Foto de Andre Santos
A piracema começou no dia 1° de novembro e segue até o final de fevereiro de 2023. Durante este período fica proibida a pesca em lagos e rios. A medida ocorre na época de reprodução de peixes com o objetivo de impedir a pesca predatória e contribuir com a preservação das espécies. Neste período, alguns pescadores, sejam eles amadores ou esportivos, têm dúvidas sobre as espécies que não podem ser pescas e quais são as implicações em caso desta pesca ilegal. Para sanar as dúvidas de quem pratica pesca – seja ela amadora ou esportiva -, o comandante do 2º Grupo de Polícia Ambiental (Patram), com sede em Frederico Westphalen, sargento Fabiano Lima da Silva, concedeu entrevista à Rádio Luz e Alegria, no programa LA Regional, na manhã desta terça-feira, 29. Sargento Fabiano explica o que pode e o que não pode neste período. “Não pode pescar com redes, arrastão e espinheis em toda a bacia Rio Uruguai para que os peixes possam se reproduzir. Já a pesca com linha, pode. A gente precisa preservar essa fase reprodução dos peixes”, disse Fabiano Lima da Silva.

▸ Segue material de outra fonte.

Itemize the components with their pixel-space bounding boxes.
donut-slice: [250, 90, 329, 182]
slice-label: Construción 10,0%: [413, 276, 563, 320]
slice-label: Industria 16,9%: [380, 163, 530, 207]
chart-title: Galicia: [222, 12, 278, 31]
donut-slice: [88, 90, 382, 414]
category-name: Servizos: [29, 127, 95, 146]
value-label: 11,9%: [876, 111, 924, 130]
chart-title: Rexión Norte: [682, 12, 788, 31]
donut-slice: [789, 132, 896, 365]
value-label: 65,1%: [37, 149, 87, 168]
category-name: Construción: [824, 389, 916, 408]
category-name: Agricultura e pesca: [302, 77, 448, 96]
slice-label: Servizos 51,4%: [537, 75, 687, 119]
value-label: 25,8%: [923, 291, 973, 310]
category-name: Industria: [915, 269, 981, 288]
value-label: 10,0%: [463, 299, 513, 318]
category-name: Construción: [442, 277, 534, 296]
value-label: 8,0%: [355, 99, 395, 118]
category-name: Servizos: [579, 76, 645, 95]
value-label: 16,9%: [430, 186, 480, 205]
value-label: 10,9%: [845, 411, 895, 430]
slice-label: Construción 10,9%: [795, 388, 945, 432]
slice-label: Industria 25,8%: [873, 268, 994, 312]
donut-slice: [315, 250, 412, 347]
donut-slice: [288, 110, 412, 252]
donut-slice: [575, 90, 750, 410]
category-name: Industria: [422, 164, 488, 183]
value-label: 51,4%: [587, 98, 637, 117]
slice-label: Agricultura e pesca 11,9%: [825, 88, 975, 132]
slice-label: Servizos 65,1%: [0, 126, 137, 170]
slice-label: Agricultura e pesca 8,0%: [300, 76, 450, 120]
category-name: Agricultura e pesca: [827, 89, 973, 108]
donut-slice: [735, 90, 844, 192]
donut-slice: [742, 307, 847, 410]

Como funciona a fiscalização?
Criadas em 1994, as Patrulhas Ambientais (Patram), são batalhões especializados da Brigada Militar (BM), destinados a realização da polícia ostensiva de proteção ambiental. Nessa época do ano, com o verão, as fiscalizações são intensificadas para justamente, evitar a pesca predatória ou qualquer tipo de crime ao meio ambiente – ou aqueles que fazem parte deles, como peixes, animais, entre outros. O sargento da Patram-FW, Fabiano Lima da Silva, destaca como é realizado o policiamento nesta época do ano. “A Patram percorre os rios, através da Polícia Ambiental de SC, no Rio Uruguai, na época da Piracema ou em qualquer época do ano. As pessoas não tem essa consciência que esse bem precioso vai acabar, no caso, os peixes em extinção. É comum encontrar pessoas com equipamento não permitido. Semana passada apreendemos mais de mil metros de redes, já em época de Piracema. Havendo o flagrante, é lavrado o termo circunstanciado e a pessoa responde por crime ambiental. O material é totalmente apreendido para realizar a ocorrência”, disse o sargento da Patram-FW Fabiano Lima da Silva.